Но Цицерон, не отрывая взгляда от моря, не ответил.
А несколько дней спустя мы услышали, что законопроект стал законом и что Флакк, следовательно, сделался виновным в серьезном правонарушении лишь оттого, что принял осужденного изгнанника в своих владениях.
И все равно он уговаривал нас остаться и настаивал на том, что его Клодий не страшит. Но Цицерон не стал слушать:
– Твоя верность трогает меня, старый друг, но в тот миг, как закон будет принят, этот монстр отправит в погоню за мной отряд своих наемников. Нельзя терять времени.
Я нашел в гавани Брундизия торговое судно, хозяин которого нуждался в деньгах и за огромное вознаграждение готов был рискнуть, пустившись зимой через Адриатику, и на следующее утро, с первыми лучами солнца, когда вокруг не было ни души, мы поднялись на борт корабля.
Это крепкое, с широким корпусом судно с командой примерно из двадцати человек раньше курсировало по торговому пути между Италией и Диррахием. Я не был арбитром в подобного рода вещах, но судно показалось мне достаточно надежным. По расчетам хозяина, путешествие должно было занять полтора дня. Но нам нужно быстро отплыть, сказал он, и воспользоваться благоприятным ветром.
Итак, пока моряки готовили судно, а Флакк ждал на пристани, Цицерон быстро продиктовал последнее послание жене и детям: «То была прекрасная жизнь, замечательная карьера – меня победило то хорошее, что было во мне, а не плохое.
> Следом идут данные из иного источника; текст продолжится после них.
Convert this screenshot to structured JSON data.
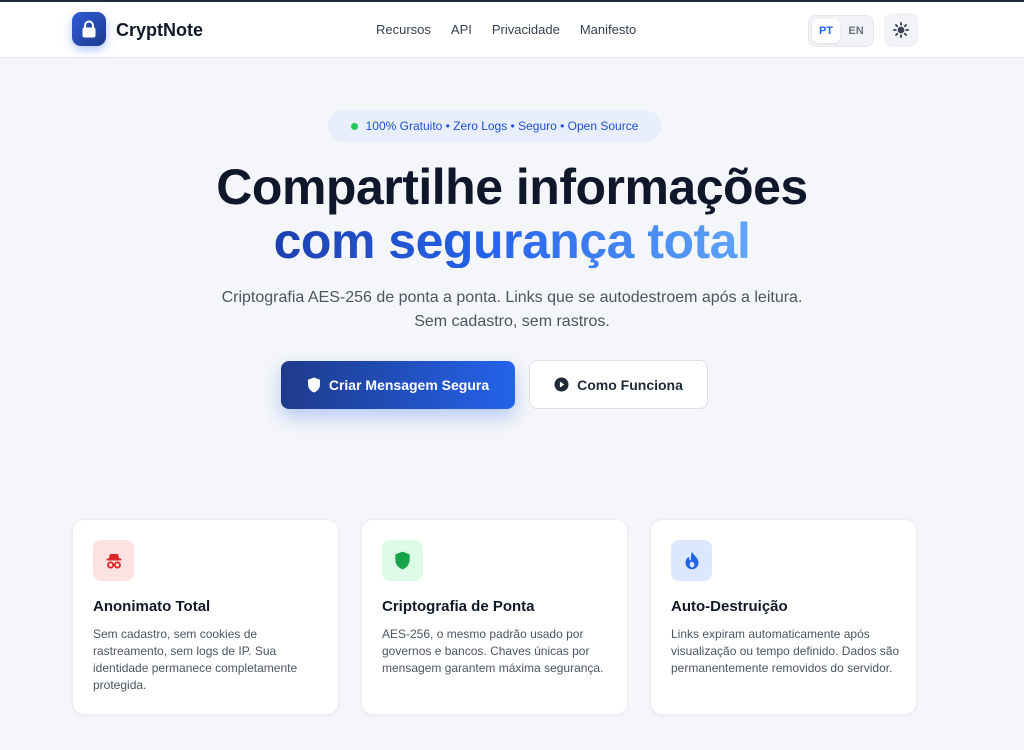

Моя дорогая Теренция, вернейшая и лучшая из жен, моя дорогая дочь Туллия и маленький Марк, единственная оставшаяся у нас надежда, – прощайте!»
Я переписал письмо и передал его Марку Линию. Тот поднял руку в прощальном приветствии. А потом матросы развернули парус и отдали концы, гребцы повлекли нас прочь от мола, и мы двинулись в бледно-серый свет.
Сперва мы шли довольно быстро. Цицерон стоял на рулевой площадке высоко над палубой, прислонившись к поручню кормы и наблюдая, как огромный маяк Брундизия за нами становится все меньше. Если не считать визитов на Сицилию, это был первый случай со времен его юности – тогда он отправился на Родос, чтобы учиться ораторскому искусству у Молона[10], – когда он покинул Италию.
Из всех известных мне людей Цицерон по характеру своему меньше всех был подготовлен к изгнанию. Для процветания ему требовались атрибуты цивилизованного общества: друзья, новости, всевозможные слухи и беседы, политическая жизнь, обеды, игры и бани, книги и прекрасные здания… Для него, наверное, сущей му́кой было наблюдать, как все это готовится исчезнуть из его жизни.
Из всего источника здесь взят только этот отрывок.